The 6AQ5 (Mullard–Philips tube designation EL90) is a miniature 7-pin (B7G) audio power output pentode vacuum tube with ratings virtually identical to the 6V6 at 250 V. It was commonly used as an output audio amplifier in tube TVs and radios. It was also used in transmitter circuits. There are versions of this tube with extended ratings for industrial application which are designated as 6AQ5A (with controlled heater warm-up characteristic), and 6AQ5W/6005 or 6005W (shock and vibration resistant).

A push–pull pair is capable of producing at least 10W audio output power in class AB1.

Also, in some cases it was used as vertical deflection output tube during the 1950s, being also rated for this purpose.

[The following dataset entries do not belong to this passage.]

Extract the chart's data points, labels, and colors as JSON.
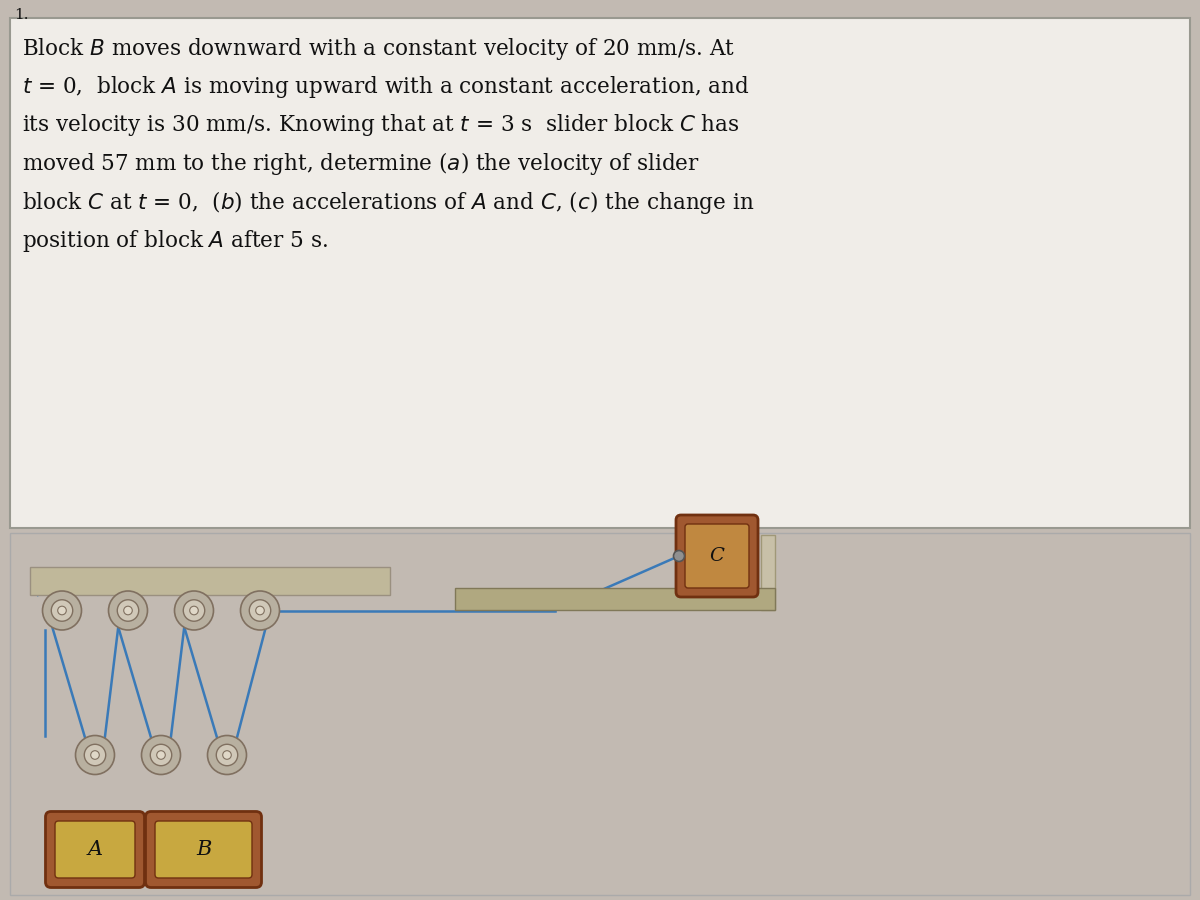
{
  "bg_color": "#c2bab2",
  "text_box_bg": "#f0ede8",
  "text_box_edge": "#999990",
  "problem_number": "1.",
  "ceiling_color": "#c0b89a",
  "ceiling_edge": "#9a9080",
  "pulley_outer_color": "#b8b0a0",
  "pulley_outer_edge": "#807060",
  "pulley_inner_color": "#d0c8b8",
  "pulley_hub_color": "#e0d8c8",
  "rope_color": "#3a7ab8",
  "block_outer": "#a05830",
  "block_inner": "#c8a840",
  "block_edge": "#703010",
  "shelf_color": "#b0a880",
  "shelf_edge": "#807858",
  "wall_color": "#c8c0a8",
  "wall_edge": "#a09878",
  "label_A": "A",
  "label_B": "B",
  "label_C": "C",
  "text_color": "#111111",
  "fig_width": 12.0,
  "fig_height": 9.0
}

For this application, 6AQ5-A was preferred. It was used for 70- and 90-degree picture tubes, but also in some early colour sets in the frame output.

Other close or equivalent tube types are: 6HG5, 6HR5, 6669, 6BM5, N727, CV1862 and the Tesla 6L31. The 6CM6, like the Russian 6P1P (6П1П), while electrically equivalent (up to 250 V anode voltage), have a 9 pin (B9A) base. Another similar, but not identical, amplifier pentode with a miniature 9-Pin base (B9A), used in consumer electronics was the 6M5.